2

7.3K 213 10
                                    

Nesti

Kiedy wkroczyliśmy do łazienki, atmosfera jeszcze bardziej się zagęściła. Podeszłam do apteczki pierwszej pomocy i wyjęłam z niej potrzebne do opatrzenia rany rzeczy. W tym czasie Hayden usiadł na brzegu wanny i jakimś cudem zdjął z siebie bluzę z kapturem. Najwyraźniej jego poraniona ręka nie była aż tak chora. 

Stanęłam w odległości dwóch metrów od niego, bo na więcej nie pozwalał mi rozmiar pomieszczenia i otworzyłam szeroko usta. Moją uwagę najpierw przykuły jasne, lekko kręcone włosy mężczyzny. Były w kolorze ciemnego blondu. Później zjechałam niżej, na jego muskularną i wytatuowaną pierś. Miał na boku ciała wytatuowanych kilka lecących ptaków, a na ramionach inne, bardzo stonowane i delikatne malunki.

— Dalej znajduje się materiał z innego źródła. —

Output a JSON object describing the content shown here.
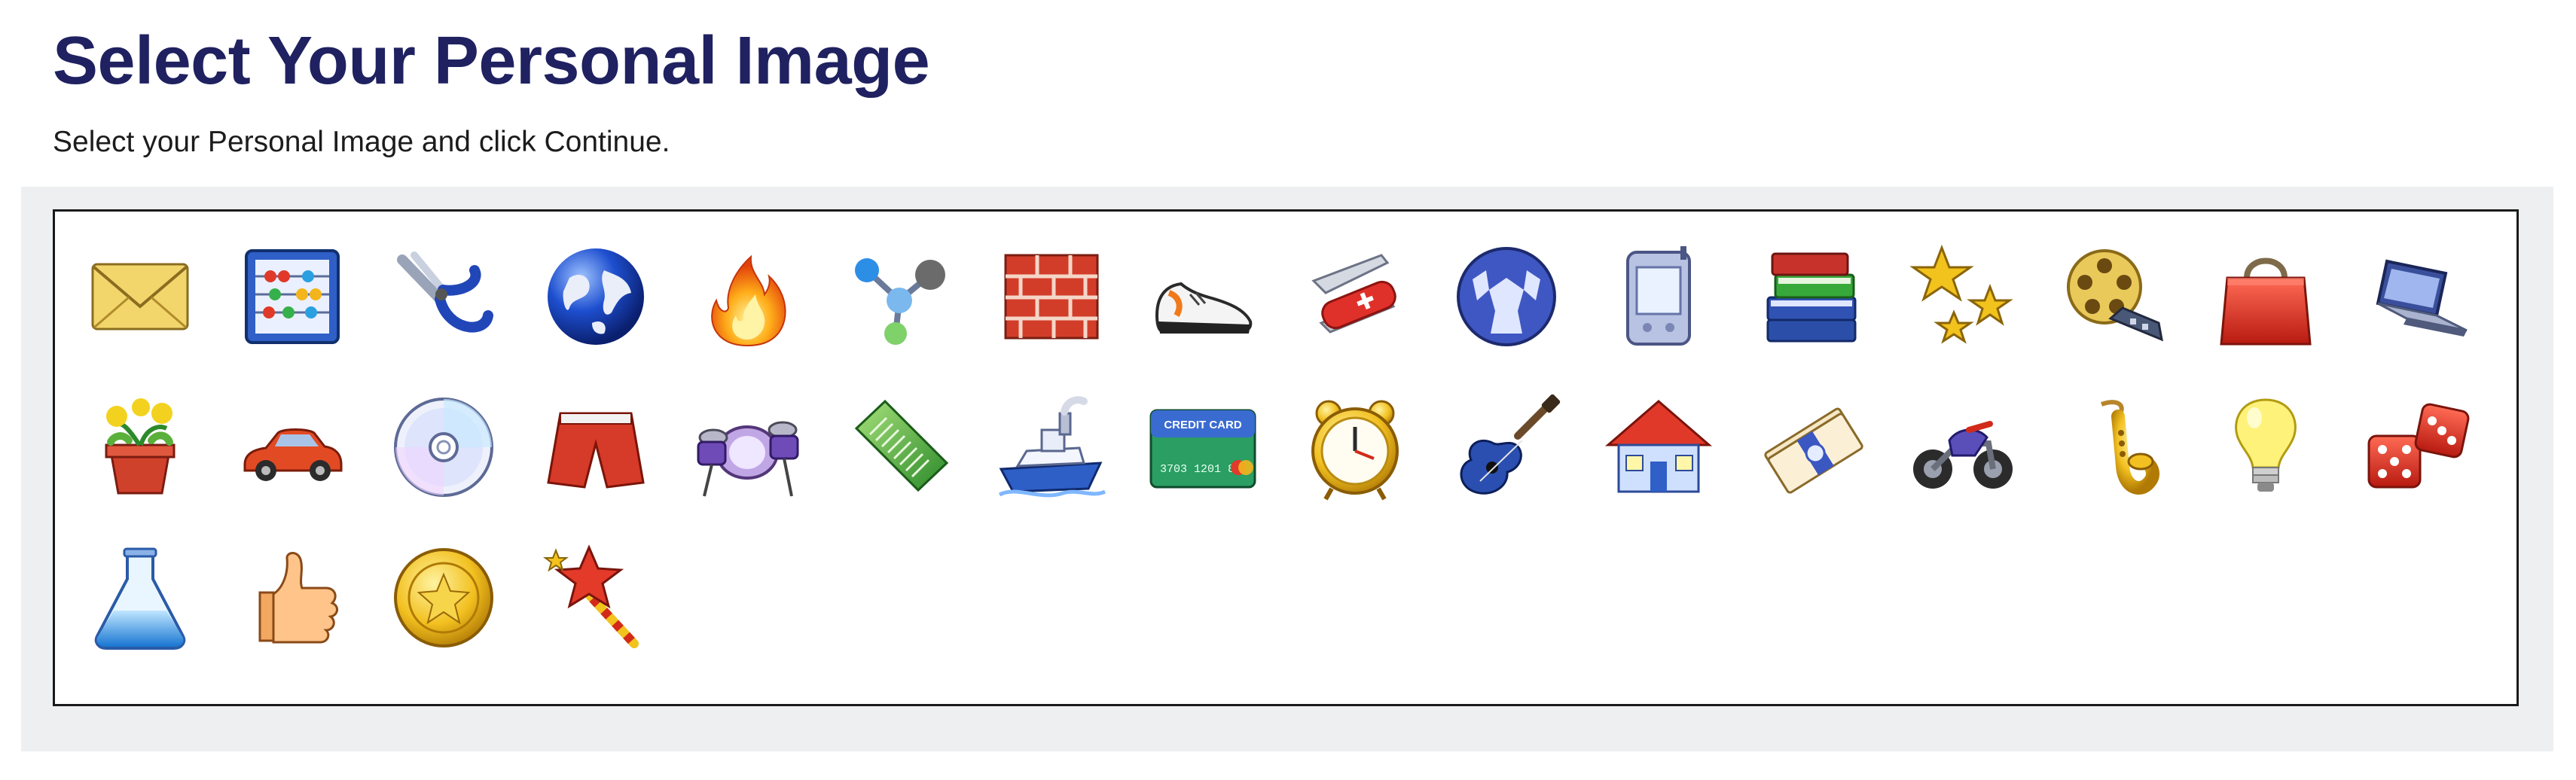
{
  "page": {
    "title": "Select Your Personal Image",
    "instructions": "Select your Personal Image and click Continue."
  },
  "images": [
    {
      "name": "envelope",
      "icon": "envelope-icon"
    },
    {
      "name": "abacus",
      "icon": "abacus-icon"
    },
    {
      "name": "pliers",
      "icon": "pliers-icon"
    },
    {
      "name": "globe",
      "icon": "globe-icon"
    },
    {
      "name": "fire",
      "icon": "fire-icon"
    },
    {
      "name": "molecule",
      "icon": "molecule-icon"
    },
    {
      "name": "brick-wall",
      "icon": "brick-wall-icon"
    },
    {
      "name": "sneaker",
      "icon": "sneaker-icon"
    },
    {
      "name": "pocket-knife",
      "icon": "pocket-knife-icon"
    },
    {
      "name": "soccer-ball",
      "icon": "soccer-ball-icon"
    },
    {
      "name": "pda",
      "icon": "pda-icon"
    },
    {
      "name": "books",
      "icon": "books-icon"
    },
    {
      "name": "stars",
      "icon": "stars-icon"
    },
    {
      "name": "film-reel",
      "icon": "film-reel-icon"
    },
    {
      "name": "shopping-bag",
      "icon": "shopping-bag-icon"
    },
    {
      "name": "laptop",
      "icon": "laptop-icon"
    },
    {
      "name": "flower-pot",
      "icon": "flower-pot-icon"
    },
    {
      "name": "car",
      "icon": "car-icon"
    },
    {
      "name": "cd",
      "icon": "cd-icon"
    },
    {
      "name": "shorts",
      "icon": "shorts-icon"
    },
    {
      "name": "drum-kit",
      "icon": "drum-kit-icon"
    },
    {
      "name": "comb",
      "icon": "comb-icon"
    },
    {
      "name": "ship",
      "icon": "ship-icon"
    },
    {
      "name": "credit-card",
      "icon": "credit-card-icon",
      "text": {
        "title": "CREDIT CARD",
        "number": "3703  1201  8"
      }
    },
    {
      "name": "alarm-clock",
      "icon": "alarm-clock-icon"
    },
    {
      "name": "guitar",
      "icon": "guitar-icon"
    },
    {
      "name": "house",
      "icon": "house-icon"
    },
    {
      "name": "money",
      "icon": "money-icon"
    },
    {
      "name": "motorcycle",
      "icon": "motorcycle-icon"
    },
    {
      "name": "saxophone",
      "icon": "saxophone-icon"
    },
    {
      "name": "light-bulb",
      "icon": "light-bulb-icon"
    },
    {
      "name": "dice",
      "icon": "dice-icon"
    },
    {
      "name": "flask",
      "icon": "flask-icon"
    },
    {
      "name": "thumbs-up",
      "icon": "thumbs-up-icon"
    },
    {
      "name": "gold-coin",
      "icon": "gold-coin-icon"
    },
    {
      "name": "magic-wand",
      "icon": "magic-wand-icon"
    }
  ]
}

Hayden był tak przystojny, że nogi się pode mną ugięły. Nigdy nie widziałam piękniejszego fizycznie mężczyzny. Chyba, że na okładkach magazynów dla spragnionych doznań kobiet.

- Dlaczego się rozebrałeś?

Mężczyzna posłał mi swój czarujący uśmiech. Wystawił przed siebie zranioną dłoń.

- Myślałem, że po tym, jak się mną zajmiesz, będziemy uprawiać dziki seks pod prysznicem. Chodź nieco się rozczarowałem, gdy zamiast prysznica zobaczyłem w twojej łazience wannę. Niemniej jednak znam kilka pomysłów, w jaki sposób moglibyśmy umilić sobie czas.

Facet puścił do mnie oczko. Na szczęście w łazience było uchylone okno, więc nie bałam się, że tak szybko stracę przy nim przytomność.

Podeszłam do Haydena i zaczęłam dezynfekować ranę na jego dłoni.

- Łatwiej by ci było, gdybyś przede mną uklękła, a nie się pochylała. Na starość będą cię bolały plecy, skarbie.

- Będziesz wtedy przy mnie, aby mi je pomasować?

Zaczęłam grać w flirtowanie Haydena. Mężczyźnie się to najwyraźniej spodobało. Odchylił głowę do tyłu i zaniósł się śmiechem. Myślałam, że dezynfekcja będzie go piekła, ale się myliłam. Gość bawił się w najlepsze.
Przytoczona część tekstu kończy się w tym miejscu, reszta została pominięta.